Un día estaban un calvo, un sordo, un ciego, un cojo, un manco y un mudo. Comenzó a hablar el mudo:
-Amigos, tengo algo que contaros. Abraham, el pastor, ha estado a punto de matar a su propio hijo. Dicen que es mandato de Dios.
-Sí, lo he oído- dijo el sordo. -Yo mismo venía a contaros el caso. Porque no sólo es eso. Es que, además, ha expulsado a su esclava y al hijo que tuvo con ésta, condenándolos a vagar por el desierto. Esto es por mandato de su mujer, no divino.
-¿El buen pastor anciano ? ¡Con lo dulce y afable que se le veía! –dijo el ciego
-¡Qué ingratitud! ¡Abandonar a la esclava después de haberle dado el hijo que necesitaba! ¡Sacrificar a su hijo! Me dan ganas de estrangularlo con mis manos –dijo el manco enfadado.
-A mí me dan ganas de salir por patas –dijo el cojo.- Porque, acordaos, seguro que algún día lo considerarán padre de los creyentes
-Pongo las manos en el fuego, lo harán –dijo el manco.
-Se me ponen los pelos de punta –dijo el calvo.
-Si no lo veo, no lo creo –dijo el ciego.
-No me hagáis hablar más –dijo el mudo –Hagamos algo: quedémonos aquí.
-Eso, luchemos para que semejante atrocidad no se produzca de nuevo –dijo el cojo.

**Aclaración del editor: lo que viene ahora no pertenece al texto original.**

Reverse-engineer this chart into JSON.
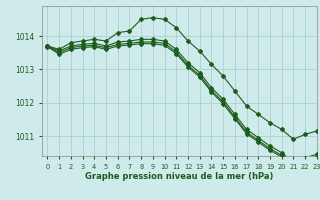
{
  "title": "Graphe pression niveau de la mer (hPa)",
  "background_color": "#ceeaea",
  "grid_color": "#aed4d4",
  "line_color": "#1e5c1e",
  "xlim": [
    -0.5,
    23
  ],
  "ylim": [
    1010.4,
    1014.9
  ],
  "yticks": [
    1011,
    1012,
    1013,
    1014
  ],
  "xticks": [
    0,
    1,
    2,
    3,
    4,
    5,
    6,
    7,
    8,
    9,
    10,
    11,
    12,
    13,
    14,
    15,
    16,
    17,
    18,
    19,
    20,
    21,
    22,
    23
  ],
  "series": [
    [
      1013.7,
      1013.6,
      1013.8,
      1013.85,
      1013.9,
      1013.85,
      1014.1,
      1014.15,
      1014.5,
      1014.55,
      1014.5,
      1014.25,
      1013.85,
      1013.55,
      1013.15,
      1012.8,
      1012.35,
      1011.9,
      1011.65,
      1011.4,
      1011.2,
      1010.9,
      1011.05,
      1011.15
    ],
    [
      1013.7,
      1013.55,
      1013.7,
      1013.75,
      1013.78,
      1013.7,
      1013.82,
      1013.85,
      1013.9,
      1013.9,
      1013.85,
      1013.6,
      1013.2,
      1012.9,
      1012.45,
      1012.1,
      1011.65,
      1011.2,
      1010.95,
      1010.7,
      1010.5,
      1010.2,
      1010.35,
      1010.45
    ],
    [
      1013.7,
      1013.5,
      1013.65,
      1013.7,
      1013.72,
      1013.65,
      1013.75,
      1013.78,
      1013.82,
      1013.82,
      1013.78,
      1013.52,
      1013.12,
      1012.82,
      1012.37,
      1012.02,
      1011.57,
      1011.12,
      1010.87,
      1010.62,
      1010.42,
      1010.12,
      1010.27,
      1010.37
    ],
    [
      1013.68,
      1013.45,
      1013.6,
      1013.65,
      1013.68,
      1013.6,
      1013.7,
      1013.73,
      1013.77,
      1013.77,
      1013.72,
      1013.47,
      1013.07,
      1012.77,
      1012.32,
      1011.97,
      1011.52,
      1011.07,
      1010.82,
      1010.57,
      1010.37,
      1010.07,
      1010.22,
      1010.32
    ]
  ]
}
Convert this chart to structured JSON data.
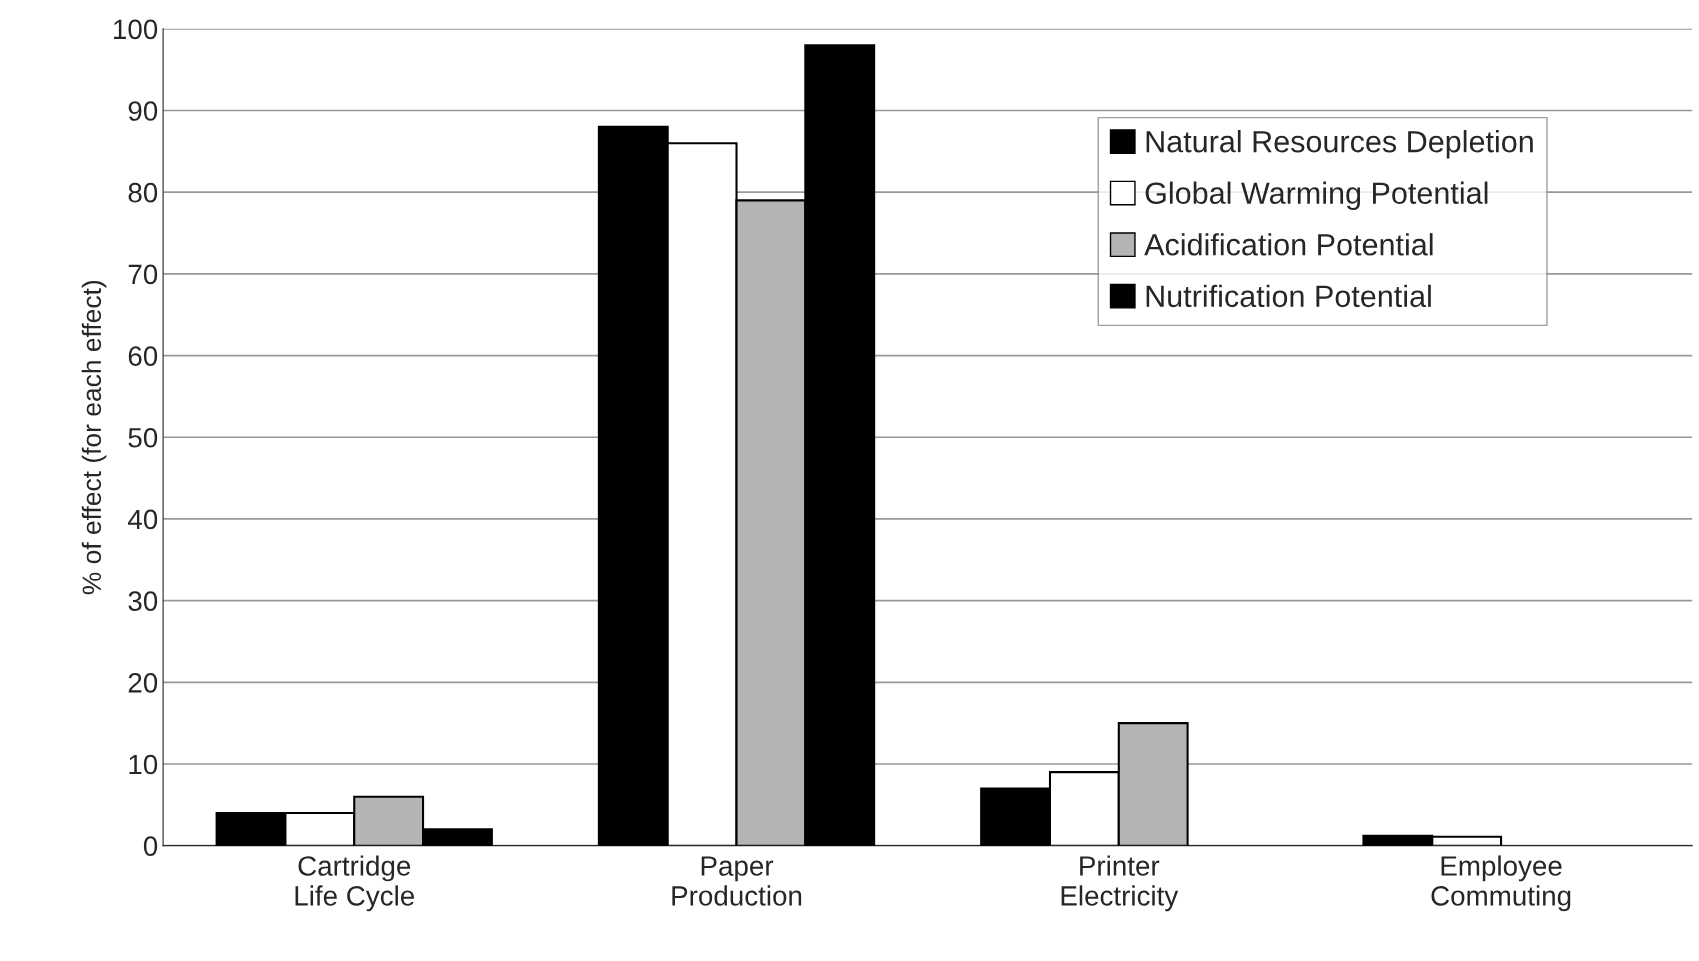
{
  "chart_data": {
    "type": "bar",
    "ylabel": "% of effect (for each effect)",
    "categories": [
      "Cartridge\nLife Cycle",
      "Paper\nProduction",
      "Printer\nElectricity",
      "Employee\nCommuting"
    ],
    "series": [
      {
        "name": "Natural Resources Depletion",
        "color": "#000000",
        "values": [
          4,
          88,
          7,
          1.2
        ]
      },
      {
        "name": "Global Warming Potential",
        "color": "#ffffff",
        "values": [
          4,
          86,
          9,
          1.1
        ]
      },
      {
        "name": "Acidification Potential",
        "color": "#b4b4b4",
        "values": [
          6,
          79,
          15,
          null
        ]
      },
      {
        "name": "Nutrification Potential",
        "color": "#000000",
        "values": [
          2,
          98,
          null,
          null
        ]
      }
    ],
    "ylim": [
      0,
      100
    ],
    "yticks": [
      0,
      10,
      20,
      30,
      40,
      50,
      60,
      70,
      80,
      90,
      100
    ],
    "grid": "y",
    "legend": "top right"
  }
}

Pasó el tiempo. Con los siglos, ese pastor empezó a ser considerado modelo de hombre justo y de obediencia a Dios, el padre de las tres religiones más importantes. Desde entonces, la humanidad vaga sorda, ciega, coja, manca y muda, porque:
-No oye el clamor de los hijos sacrificados en nombre de Dios.
-No ve las injusticias que continuamente se cometen en su nombre.
-No puede salir por patas de un sistema que la tiene encarcelada.
-Le han cortado las manos.
-Sus gritos de impotencia no son escuchados.